*

  • dalidanın söylediği ("parole parole parole" diye) bir şarkı.
    bunu türki zenaatkârlar palavra palavraya çevirmiştirler, palavra mahsulü olarak. ajda pekkan neyin de okumuştur ha.
  • yahu bu adam dünyanin en ote sozlerini soylerken bu kadar dayanikli cikiyor da hiç pabuc birakmiyor ya bu kadin helal olsun. mükemmel de bi sarkidir, ajda pekkanin kafasina bko yagmistir muhtemelen kendi versiyonundan sonra.
  • fiat'ın reklam muziginde mina'nın söyledigi italyanca versiyonunun kullanıldıgı şarkı.
  • alain delon'un laflarini yillar sonra fransizca ogrenip anladiktan sonra tarafimdan "yuh be kardesim bunlar nasil laflar boyle" yorumu yapilan, kendisinin birak dalidayi beni yiyip bitirmisligi olan sarki. hani sana bugun sanki ilk gunku gibi bakiyorum geyiklerini bir yana birakin, "dunsun, yarinsin, susun busun, sen hicbir zaman okumayi birakmayacagim bir ask oykususun, eger var olmasaydin seni yaratirdim" diyerekten sahsimda fransiz erkeklerinde diger erkeklerde olmayan bir hayal gucu olduguna dair bir inanc yaratmistir. ne acayiptir ki simdiye kadar tanistigim fransizlar tam bir husran olmuslar, hayal gucu var olmayan varliklar olarak karsima cikmislardir. ama yine de soyle bir gercek vardir ki ne soylerlerse soylesinler, bendeniz afiyetle hepsini yiyecek yutacaktir.
    (bkz: fransizca kufretmek/#2898912)
  • italyancası için (bkz: parole parole)
  • bunu seven bunu da sevdi:
    (bkz: je ne sens plus ton amour)
  • zap mama tarafından söylenileni en güzeli olmaya adaydır. seksi şarkılar listesine girebilir.

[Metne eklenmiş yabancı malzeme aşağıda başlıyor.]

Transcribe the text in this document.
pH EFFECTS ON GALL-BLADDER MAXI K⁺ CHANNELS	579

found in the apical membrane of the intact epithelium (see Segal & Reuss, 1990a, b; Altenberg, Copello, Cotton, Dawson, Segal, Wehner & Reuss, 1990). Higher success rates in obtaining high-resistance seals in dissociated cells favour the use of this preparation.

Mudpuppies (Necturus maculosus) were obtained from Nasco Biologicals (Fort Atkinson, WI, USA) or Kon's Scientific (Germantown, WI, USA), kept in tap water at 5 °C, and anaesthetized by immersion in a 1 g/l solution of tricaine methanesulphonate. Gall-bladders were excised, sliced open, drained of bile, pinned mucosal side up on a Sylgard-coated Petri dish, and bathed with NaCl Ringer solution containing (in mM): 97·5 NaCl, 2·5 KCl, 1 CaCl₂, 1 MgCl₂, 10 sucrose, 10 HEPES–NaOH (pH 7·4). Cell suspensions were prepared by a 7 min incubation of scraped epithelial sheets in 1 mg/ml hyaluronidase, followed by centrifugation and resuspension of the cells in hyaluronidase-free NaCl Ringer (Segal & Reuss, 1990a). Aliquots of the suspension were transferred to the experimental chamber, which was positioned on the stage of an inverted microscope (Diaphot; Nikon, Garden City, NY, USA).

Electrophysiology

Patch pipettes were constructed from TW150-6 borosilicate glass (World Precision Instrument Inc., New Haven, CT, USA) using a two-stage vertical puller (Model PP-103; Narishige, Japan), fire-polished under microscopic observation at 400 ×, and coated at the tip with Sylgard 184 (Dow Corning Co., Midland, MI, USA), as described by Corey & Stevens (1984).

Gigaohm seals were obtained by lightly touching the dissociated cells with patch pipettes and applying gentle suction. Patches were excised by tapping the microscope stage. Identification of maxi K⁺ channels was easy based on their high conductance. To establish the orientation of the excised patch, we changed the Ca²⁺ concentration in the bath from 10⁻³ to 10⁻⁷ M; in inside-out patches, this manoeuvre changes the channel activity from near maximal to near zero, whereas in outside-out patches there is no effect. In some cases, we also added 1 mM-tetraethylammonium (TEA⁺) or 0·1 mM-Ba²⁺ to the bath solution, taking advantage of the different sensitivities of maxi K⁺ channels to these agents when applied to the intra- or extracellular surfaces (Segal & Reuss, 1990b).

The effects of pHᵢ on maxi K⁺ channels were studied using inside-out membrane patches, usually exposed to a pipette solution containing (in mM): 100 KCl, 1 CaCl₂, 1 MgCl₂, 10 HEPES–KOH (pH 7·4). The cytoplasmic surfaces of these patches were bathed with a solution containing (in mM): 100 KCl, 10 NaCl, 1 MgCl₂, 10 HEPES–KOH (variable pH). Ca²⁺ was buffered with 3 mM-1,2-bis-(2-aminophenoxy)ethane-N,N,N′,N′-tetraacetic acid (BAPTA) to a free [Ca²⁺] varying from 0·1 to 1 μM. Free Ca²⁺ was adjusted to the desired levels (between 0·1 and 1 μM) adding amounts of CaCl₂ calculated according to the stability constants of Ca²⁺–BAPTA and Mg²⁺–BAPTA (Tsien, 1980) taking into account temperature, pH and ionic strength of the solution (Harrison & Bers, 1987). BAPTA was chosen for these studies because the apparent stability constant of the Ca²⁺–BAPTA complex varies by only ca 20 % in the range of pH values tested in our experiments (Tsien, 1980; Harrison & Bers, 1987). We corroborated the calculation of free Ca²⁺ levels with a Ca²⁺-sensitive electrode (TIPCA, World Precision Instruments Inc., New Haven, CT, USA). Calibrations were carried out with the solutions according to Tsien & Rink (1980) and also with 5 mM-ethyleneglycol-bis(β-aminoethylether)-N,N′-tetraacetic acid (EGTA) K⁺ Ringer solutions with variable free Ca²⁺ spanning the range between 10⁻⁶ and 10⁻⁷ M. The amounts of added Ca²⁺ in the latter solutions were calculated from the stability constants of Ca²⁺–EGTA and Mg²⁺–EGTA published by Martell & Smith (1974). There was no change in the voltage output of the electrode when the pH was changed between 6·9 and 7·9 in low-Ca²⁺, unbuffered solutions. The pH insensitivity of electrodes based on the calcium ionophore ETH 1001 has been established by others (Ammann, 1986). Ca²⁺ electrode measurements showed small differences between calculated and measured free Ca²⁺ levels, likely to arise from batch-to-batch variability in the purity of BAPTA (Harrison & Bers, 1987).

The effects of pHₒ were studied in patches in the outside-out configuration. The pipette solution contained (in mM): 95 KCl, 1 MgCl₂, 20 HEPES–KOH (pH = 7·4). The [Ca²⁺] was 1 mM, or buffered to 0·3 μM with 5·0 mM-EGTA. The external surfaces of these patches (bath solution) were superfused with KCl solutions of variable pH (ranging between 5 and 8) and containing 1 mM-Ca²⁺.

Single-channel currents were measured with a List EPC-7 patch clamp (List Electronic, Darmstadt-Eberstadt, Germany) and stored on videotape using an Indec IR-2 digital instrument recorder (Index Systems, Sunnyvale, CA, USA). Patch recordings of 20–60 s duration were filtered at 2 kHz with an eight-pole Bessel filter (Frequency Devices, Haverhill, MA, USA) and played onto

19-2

    http://youtu.be/ci-c6iernn0
  • karameller, bonbonlar, çikolatalar... dalida söylerken ne kadar da lezzetli bir şarkıydı. sonra türkçesini dinledik ve ajda pekkan da fena söylememesine rağmen artık o kadar lezzetli değildi.
  • en sonu ".... encore des paroles, que tu sèmes au vent" sözleriyle biten şarkı. [(bkz: #1950174) ilk kaynağında hatalı yazılmış sanırım]

    şarkı sonundaki sözler "(hepsi) rüzgâra serptiğin (daha başka) boş lâflar" gibi bi anlama geliyor. ama dalida'ya hiç katıl(a)mıyorum bu konuda, bence içi çok dolu, çok güzel sözler söylüyor aslında şarkı soyunca alain delon..
    bende, kendisindeki bu jargonun yarısı olsa ilk gördüğüm güzel kıza yanaşır ve hiç düşünmeden konuşmaya başlardım :p
  • sadece bir şarkı değil, dalida ve alain delon karakterlerinin kendilerini oynadığı radyo tiyatrosu tadında bir eser benim nazarımda.

    alain delon: yakışıklı(adam 80 yaşına geldi hala yakışıklı), romantik, kadınları etkilemek onun için bir hobi. don juan de marco vs giacomo casanova mukayesesi var ya, hah işte o ikisini de bakkala sigara almaya gönderecek denli alfa kalır alain bu denklemde.

    şarkıda dalida'yı seven fakat iradesine söz geçiremeyip aldatan, yine kürkçü dükkanına dönen karakteri canlandırıyor. daha önceki tecrübelerinden yola çıkarak şekerlemeler, çiçekler ve güzel sözlerle kendini affettirmeyi amaçlıyor.

    dalida: canım benim, mahzun gözlü dilber. bu da aşka aşık kadınlardan. artık portofino mu olur, daha güzel yerler mi olur tanışır aşkıyla ve gözü başka birini görmez. dedim ya, aşka aşık. diğer erkekler etrafında pervane olur, gözü görmez ta ki aşk bitinceye kadar. bittiği an bırakıp gider ardına bakmadan. karizmatik ve dirayetli kadındır dalida.

    şarkıda, aşık olmuş fakat aşık olduğu adam tarafından incitilen bir kadını canlandırıyor. fakat dalida incitilse de gururlu kadındır, iki güzel* söze tamah etmez.

    alain daha öncekiler gibi olacağını düşünerek salvolarına devam ederken, bu ilişkideki daha ilk çapkınlık seferinde bu sefer baltayı taşa vurmuştur. dalida der ki özetle: "ben senin bildiğin kızlardan değilim!". alain yardırıyor, dalida "gözüm görmesin seni" diyor, "rüzgara söylenen şarkılar* gibi sözlerin, tınısı güzel geliyor ama bana hiçbir şey ifade etmiyor" diyor ve bir ilişki daha böylece sonlanıyor.

    *: ortaçgil'e saygısızlık olarak anlaşılmasın, "que tu sèmes au vent" sözünü şarkının içinde kullanılış bakımından bu tamlamaya çok yakıştırdım.